Solas provides programmes for disadvantaged children-The Solas Project, facebook page

Solas provides programmes for disadvantaged youths-The Solas Project, Facebook page

Government cuts to education in the last few years have forced volunteers to set up alternative areas of learning for young people. Sinéad Makk learns about one such group based in the Liberties

The Solas Project, a community rejuvenation project for South Inner City Dublin, was founded in January 2007 by Salla Herron.  It was set up with an aim to “see communities rejuvenated through education and sport”.

The project is based on young people and helping them to overcome any obstacles or limitations they are forced to deal with, such as educational or social disadvantages.

Originally, the scheme only included an after-school programme which was set up to help students who required extra support at an early age, but now it has extended and is currently running seven programmes.

South Inner City Dublin was chosen as the area for the project because at that time a number of people, that are now associated with Solas, were involved in an outreach programme in the area and recognised the need for more support around the Liberties.  The founders of the project wanted to compliment the good things happening in the area and support the local schools.

Graham Jones, Head Gardener of the Solas Project, was involved in the outreach programme that led to the eventual creation of the Solas project; “We built relationships with people in the area and we were more inclined to help them because we saw the need.”

The Solas Project’s afterschool programme is now in its sixth year and caters for 30 pupils across two locations.
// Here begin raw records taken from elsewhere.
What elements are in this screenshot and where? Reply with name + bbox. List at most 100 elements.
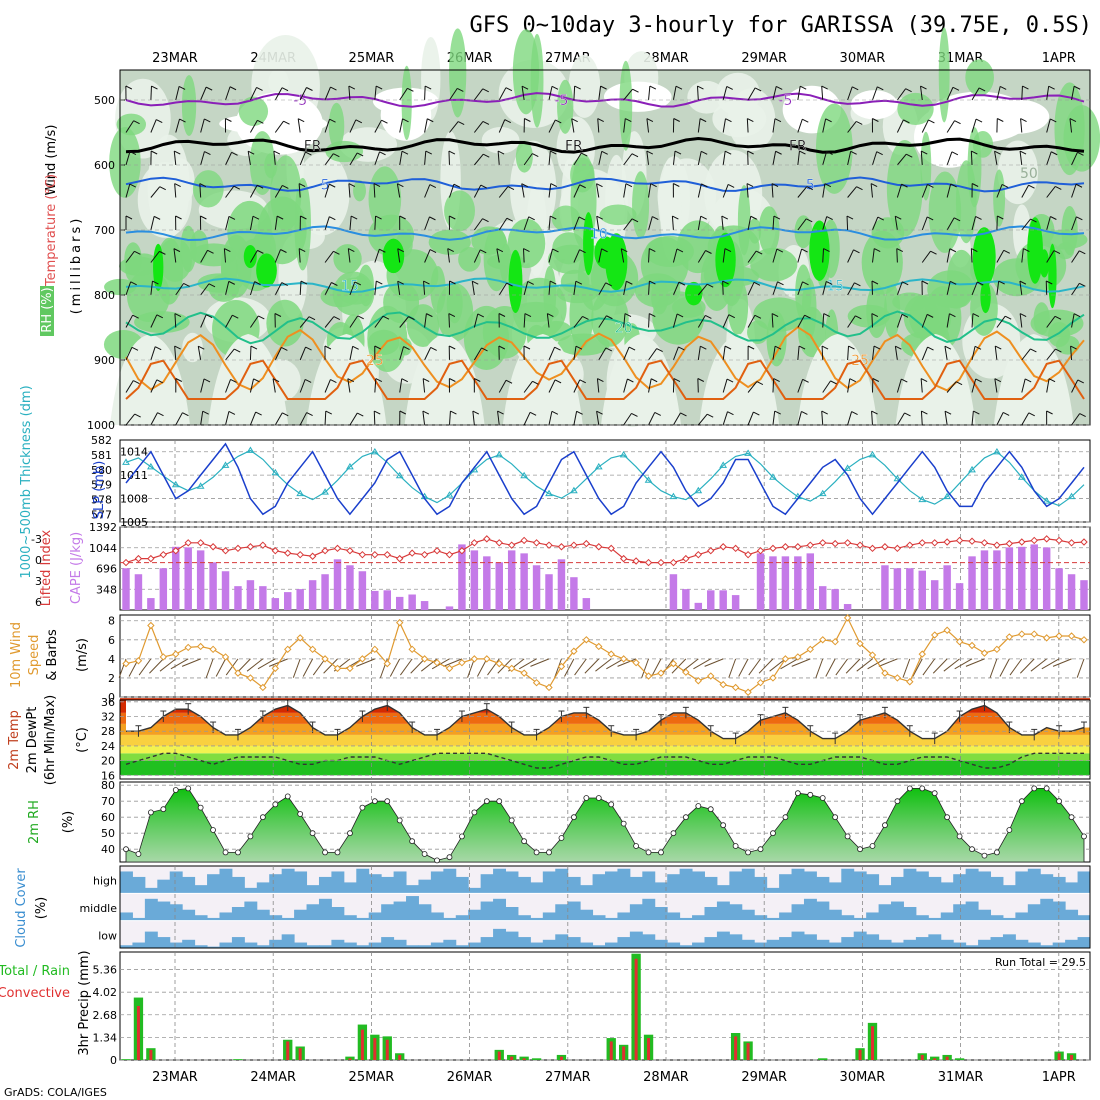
cloud-bar-high bbox=[965, 868, 979, 894]
wind-barb bbox=[721, 216, 724, 231]
thickness-tick-label: 578 bbox=[91, 494, 112, 507]
wind-barb bbox=[847, 186, 857, 198]
rh-moist-column bbox=[109, 126, 141, 198]
wind-barb bbox=[996, 86, 1001, 101]
wind-barb-feather bbox=[1053, 250, 1061, 255]
wind-barb-feather bbox=[255, 411, 262, 416]
wind-barb-feather bbox=[134, 250, 141, 255]
rh-marker bbox=[483, 798, 490, 805]
thickness-tick-label: 579 bbox=[91, 479, 112, 492]
wind-barb-feather bbox=[848, 345, 855, 350]
wind-speed-marker bbox=[147, 621, 155, 630]
surface-wind-barb bbox=[912, 658, 923, 677]
cloud-bar-middle bbox=[530, 917, 544, 921]
wind-barb bbox=[797, 346, 800, 361]
cloud-bar-middle bbox=[642, 898, 656, 921]
rh-marker bbox=[919, 785, 926, 792]
dewpoint-line bbox=[125, 752, 1084, 769]
wind-speed-marker bbox=[1055, 632, 1063, 640]
cloud-bar-middle bbox=[779, 912, 793, 921]
wind-barb-feather bbox=[483, 153, 490, 158]
rh-moist-column bbox=[551, 205, 581, 232]
li-marker bbox=[221, 547, 230, 555]
wind-barb-feather bbox=[298, 248, 306, 252]
rh-moist-patch bbox=[927, 270, 975, 308]
rh-marker bbox=[172, 787, 179, 793]
cloud-bar-middle bbox=[505, 907, 519, 921]
wind-barb-feather bbox=[727, 183, 735, 188]
wind-speed-marker bbox=[495, 659, 503, 668]
thickness-marker bbox=[296, 489, 305, 497]
cloud-bar-middle bbox=[406, 896, 419, 921]
rh-tick-label: 70 bbox=[101, 795, 115, 808]
cloud-bar-low bbox=[605, 942, 618, 948]
cape-bar bbox=[707, 590, 715, 610]
wind-barb bbox=[772, 346, 776, 361]
temperature-contour bbox=[125, 136, 1085, 154]
precip-tick-label: 1.34 bbox=[93, 1031, 118, 1044]
wind-barb bbox=[373, 410, 376, 426]
cloud-bar-low bbox=[853, 931, 867, 948]
cape-bar bbox=[930, 580, 939, 610]
wind-barb bbox=[1021, 348, 1031, 361]
wind-barb-feather bbox=[449, 378, 456, 382]
li-marker bbox=[159, 550, 168, 559]
cape-bar bbox=[756, 553, 765, 610]
wind-barb bbox=[225, 379, 231, 393]
cloud-bar-high bbox=[928, 876, 942, 894]
rh-marker bbox=[521, 838, 528, 845]
wind-barb bbox=[298, 248, 301, 263]
wind-barb bbox=[225, 348, 235, 361]
wind-barb-feather bbox=[754, 87, 762, 92]
rh-moist-column bbox=[325, 140, 364, 163]
cloud-bar-middle bbox=[1040, 898, 1054, 921]
cape-bar bbox=[881, 565, 889, 610]
rh-tick-label: 50 bbox=[101, 827, 115, 840]
rh-marker bbox=[1031, 785, 1038, 792]
wind-barb-feather bbox=[430, 346, 437, 351]
wind-barb-feather bbox=[306, 87, 313, 91]
cloud-bar-middle bbox=[207, 917, 220, 921]
bottom-date-axis: 23MAR 24MAR 25MAR 26MAR 27MAR 28MAR 29MAR 30MAR… bbox=[152, 1070, 1076, 1085]
wind-barb bbox=[498, 282, 508, 296]
cloud-bar-high bbox=[667, 874, 681, 894]
cape-bar bbox=[1005, 547, 1014, 610]
wind-barb bbox=[696, 85, 699, 101]
wind-barb-feather bbox=[806, 186, 813, 191]
wind-barb-feather bbox=[777, 281, 784, 286]
li-marker bbox=[819, 539, 827, 547]
wind-barb-feather bbox=[605, 347, 613, 352]
wind-barb-feather bbox=[774, 410, 781, 415]
li-marker bbox=[744, 550, 752, 559]
wind-barb-feather bbox=[429, 184, 437, 188]
wind-tick-label: 4 bbox=[108, 653, 115, 666]
cape-bar bbox=[221, 571, 230, 610]
wind-barb-feather bbox=[801, 411, 808, 415]
wind-barb-feather bbox=[1075, 183, 1083, 188]
cloud-bar-low bbox=[766, 939, 780, 948]
rh-marker bbox=[782, 814, 789, 821]
wind-barb-feather bbox=[482, 218, 489, 223]
li-tick-label: 6 bbox=[35, 596, 42, 609]
wind-barb-feather bbox=[480, 184, 488, 189]
surface-wind-barb bbox=[420, 658, 438, 672]
rh-marker bbox=[906, 785, 913, 792]
wind-barb bbox=[497, 151, 500, 166]
wind-barb bbox=[573, 216, 580, 231]
wind-speed-marker bbox=[383, 659, 391, 668]
cloud-bar-low bbox=[406, 945, 419, 948]
surface-wind-barb bbox=[704, 658, 724, 667]
contour-label: 15 bbox=[826, 278, 844, 294]
cloud-bar-high bbox=[306, 885, 320, 894]
rh-marker bbox=[720, 822, 727, 829]
wind-barb-feather bbox=[397, 183, 404, 188]
rh-marker bbox=[222, 849, 229, 856]
wind-barb-feather bbox=[153, 215, 161, 220]
wind-barb bbox=[946, 151, 953, 166]
wind-barb-feather bbox=[904, 412, 911, 417]
wind-barb bbox=[448, 410, 451, 426]
wind-barb bbox=[175, 412, 183, 426]
wind-barb bbox=[970, 248, 973, 263]
surface-wind-barb bbox=[606, 658, 624, 670]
The programme runs every Monday to Thursday from 2.30 -6.00 pm and comprises of three main factors; eating a hot meal together as a group, helping pupils with their homework and finally a fun activity such as swimming, baking or arts and crafts.

Positive results from the scheme are evident and a teacher of a student involved in the programme is delighted with the change; “The outcomes are very evident. The children attending the after-school programme are much happier and more secure, and they are much less likely to become frustrated with the educational system when they experience levels of success provided by programmes such as this.”
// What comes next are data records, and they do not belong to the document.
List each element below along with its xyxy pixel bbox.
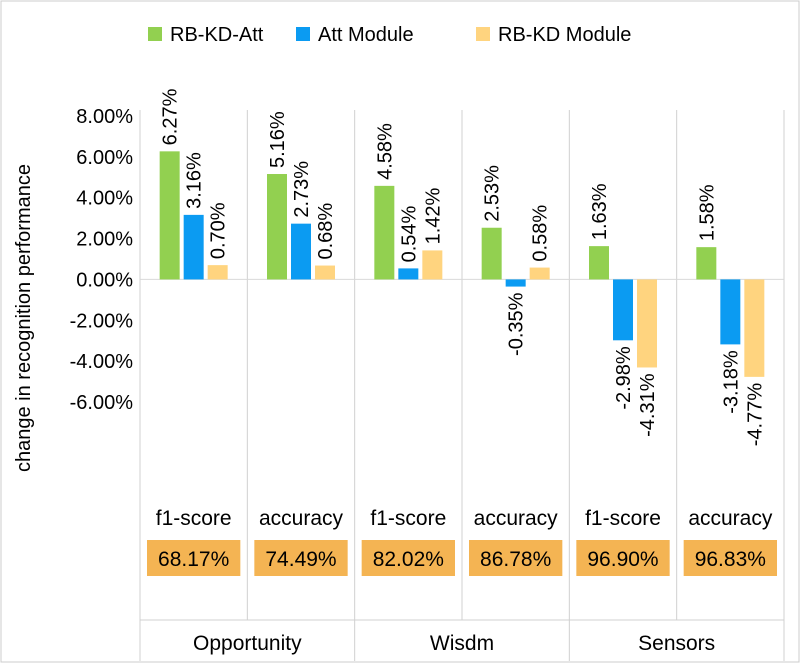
- baseline-value: 74.49%: [265, 548, 336, 571]
- category-label: accuracy: [474, 507, 559, 530]
- bar-value-label: 1.58%: [696, 184, 718, 241]
- bar-value-label: 1.63%: [589, 183, 611, 240]
- bar-att-module: [183, 214, 204, 280]
- category-label: f1-score: [370, 507, 446, 530]
- bar-att-module: [720, 279, 741, 345]
- bar-value-label: 4.58%: [374, 123, 396, 180]
- baseline-value: 96.83%: [695, 548, 766, 571]
- baseline-box: [254, 540, 348, 576]
- legend-swatch: [476, 27, 490, 41]
- bar-rb-kd-module: [315, 265, 335, 280]
- bar-value-label: 6.27%: [160, 88, 182, 145]
- baseline-box: [576, 540, 670, 576]
- bar-value-label: -0.35%: [506, 292, 528, 356]
- bar-value-label: 0.68%: [315, 203, 337, 260]
- bar-value-label: 0.70%: [208, 202, 230, 259]
- bar-value-label: 1.42%: [422, 187, 444, 244]
- y-tick-label: 8.00%: [76, 106, 133, 128]
- baseline-box: [683, 540, 777, 576]
- legend-label: RB-KD-Att: [170, 24, 264, 46]
- y-tick-label: -2.00%: [70, 310, 134, 332]
- legend-swatch: [148, 27, 162, 41]
- category-label: accuracy: [259, 507, 344, 530]
- bar-att-module: [505, 279, 526, 287]
- y-tick-label: -4.00%: [70, 351, 134, 373]
- bar-value-label: 2.73%: [291, 161, 313, 218]
- bar-rb-kd-module: [744, 279, 765, 377]
- bar-rb-kd-att: [589, 246, 609, 280]
- bar-value-label: -3.18%: [720, 350, 742, 414]
- baseline-value: 86.78%: [480, 548, 551, 571]
- baseline-value: 82.02%: [373, 548, 444, 571]
- group-label: Opportunity: [193, 632, 302, 655]
- bar-rb-kd-module: [637, 279, 657, 368]
- bar-att-module: [398, 268, 419, 280]
- baseline-value: 68.17%: [158, 548, 229, 571]
- bar-value-label: 5.16%: [267, 111, 289, 168]
- bar-rb-kd-module: [422, 250, 443, 280]
- bar-rb-kd-att: [481, 227, 502, 280]
- bar-value-label: -4.77%: [744, 383, 766, 447]
- y-tick-label: 2.00%: [76, 229, 133, 251]
- bar-rb-kd-att: [374, 185, 395, 280]
- baseline-box: [361, 540, 455, 576]
- bar-rb-kd-module: [207, 265, 228, 280]
- legend-label: RB-KD Module: [498, 24, 631, 46]
- bar-value-label: 3.16%: [184, 152, 206, 209]
- bar-rb-kd-att: [267, 174, 287, 280]
- bar-rb-kd-module: [529, 267, 550, 280]
- bar-value-label: 0.54%: [398, 205, 420, 262]
- bar-value-label: 0.58%: [530, 205, 552, 262]
- bar-att-module: [613, 279, 633, 341]
- y-tick-label: 6.00%: [76, 147, 133, 169]
- baseline-box: [147, 540, 241, 576]
- legend-swatch: [296, 27, 310, 41]
- baseline-box: [469, 540, 563, 576]
- baseline-value: 96.90%: [587, 548, 658, 571]
- y-axis-label: change in recognition performance: [13, 164, 35, 472]
- legend-label: Att Module: [318, 24, 414, 46]
- y-tick-label: 0.00%: [76, 269, 133, 291]
- category-label: accuracy: [688, 507, 773, 530]
- bar-value-label: -4.31%: [637, 373, 659, 437]
- group-label: Wisdm: [430, 632, 494, 655]
- y-tick-label: 4.00%: [76, 188, 133, 210]
- bar-att-module: [291, 223, 311, 280]
- bar-rb-kd-att: [696, 247, 717, 280]
- bar-value-label: -2.98%: [613, 346, 635, 410]
- y-tick-label: -6.00%: [70, 392, 134, 414]
- category-label: f1-score: [585, 507, 661, 530]
- group-label: Sensors: [638, 632, 715, 655]
- category-label: f1-score: [156, 507, 232, 530]
- bar-rb-kd-att: [159, 151, 180, 280]
- bar-value-label: 2.53%: [482, 165, 504, 222]
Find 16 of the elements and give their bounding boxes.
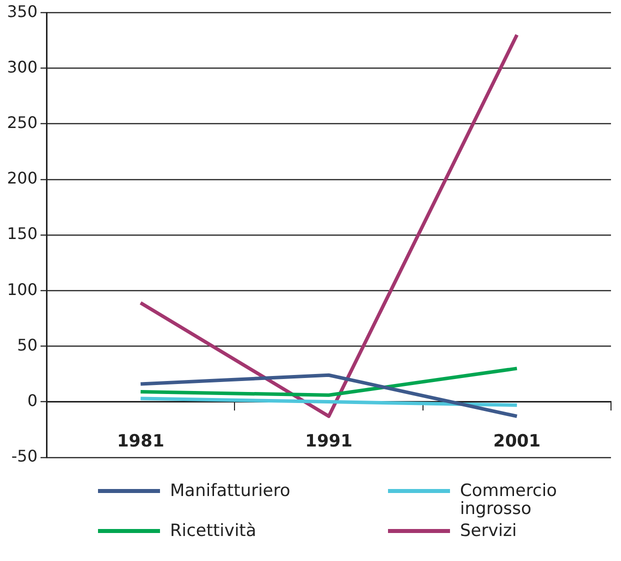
legend-label: Manifatturiero (170, 481, 290, 501)
legend-label: Servizi (460, 521, 517, 541)
y-tick-label: 350 (6, 2, 38, 21)
y-tick-label: 250 (6, 112, 38, 132)
y-tick-label: 200 (6, 168, 38, 188)
y-tick-label: 0 (27, 390, 38, 410)
legend-label: Ricettività (170, 521, 256, 541)
y-tick-label: -50 (11, 446, 38, 466)
y-tick-label: 300 (6, 57, 38, 76)
x-tick-label: 1991 (305, 431, 352, 452)
x-tick-label: 1981 (116, 431, 164, 452)
y-tick-label: 150 (6, 224, 38, 244)
legend-label: Commercio ingrosso (460, 481, 558, 519)
y-tick-label: 50 (17, 335, 38, 354)
x-tick-label: 2001 (493, 431, 541, 452)
y-tick-label: 100 (6, 280, 38, 299)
Jones commented on the change in participants saying “building relationships with them is a natural process and over time you see the relationship between volunteers and participants has a positive impact.”

In addition to the primary school programme Solas Project also provides a secondary school programme called ‘Step Up‘ and a college awareness programme called ‘Y not’; and finally a reading support programme.
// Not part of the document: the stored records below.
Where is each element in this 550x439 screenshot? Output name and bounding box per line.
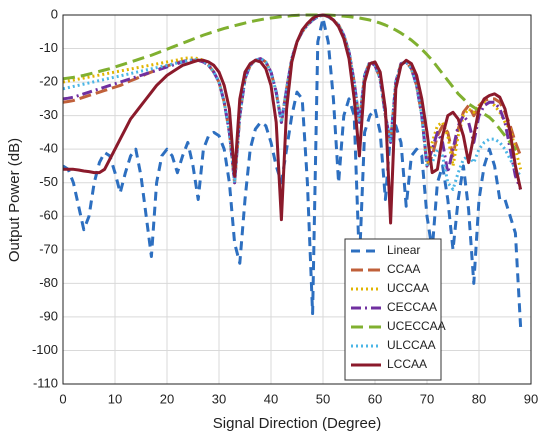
legend-label: CCAA	[387, 262, 420, 276]
y-tick-label: -90	[39, 308, 58, 323]
y-tick-label: -50	[39, 174, 58, 189]
x-tick-label: 20	[160, 391, 174, 406]
x-tick-label: 90	[524, 391, 538, 406]
x-tick-label: 60	[368, 391, 382, 406]
x-tick-label: 30	[212, 391, 226, 406]
y-tick-label: 0	[51, 6, 58, 21]
x-tick-label: 80	[472, 391, 486, 406]
x-tick-label: 70	[420, 391, 434, 406]
y-tick-label: -110	[33, 375, 58, 390]
x-tick-label: 0	[59, 391, 66, 406]
y-axis-label: Output Power (dB)	[6, 138, 23, 262]
legend-label: CECCAA	[387, 300, 437, 314]
legend-label: UCCAA	[387, 281, 429, 295]
x-tick-label: 10	[108, 391, 122, 406]
y-tick-label: -30	[39, 107, 58, 122]
plot-frame	[62, 14, 532, 385]
y-tick-label: -70	[39, 241, 58, 256]
series-line	[63, 13, 523, 225]
series-line	[63, 16, 523, 328]
y-tick-label: -40	[39, 141, 58, 156]
series-line	[63, 13, 522, 191]
plot-area	[63, 15, 531, 384]
legend-label: Linear	[387, 243, 420, 257]
series-line	[63, 13, 522, 154]
legend-label: ULCCAA	[387, 338, 436, 352]
x-tick-label: 50	[316, 391, 330, 406]
legend-label: LCCAA	[387, 357, 427, 371]
y-tick-label: -10	[39, 40, 58, 55]
y-tick-label: -80	[39, 275, 58, 290]
y-tick-label: -20	[39, 74, 58, 89]
x-axis-label: Signal Direction (Degree)	[213, 415, 381, 432]
legend-label: UCECCAA	[387, 319, 446, 333]
y-tick-label: -60	[39, 208, 58, 223]
y-tick-label: -100	[32, 342, 58, 357]
x-tick-label: 40	[264, 391, 278, 406]
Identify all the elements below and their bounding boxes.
‘Step up’ aims to help students in the transition between primary school and secondary school and it has a third level induction scheme for sixth class students.

In the disadvantaged areas within the Liberties as few as four per cent of school leavers go on to third level education.

Solas Project also set up a prison and probation programme in 2011, which services all of Dublin City rather than being confined to just South Inner City Dublin.  Graham Jones worked as a solicitor for many years, which is where his inspiration for the prison probation programme came from; “Coming to the end of my legal career I was involved in a criminal justice programme where I met young men involved in crime and I wanted to help them follow a more productive life.”

This programme started out as a nine week tag rugby training course at St. Patrick’s Institution (a prison for young offenders aged between 17 – 21) for prisoners coming to the end of their sentence.  Involvement is voluntary in this project and the idea is to encourage self-discipline and motivation.

Solas Project relies heavily on volunteers and at any one time can have 60-70 volunteers actively involved, including a few Liberties residents who volunteer.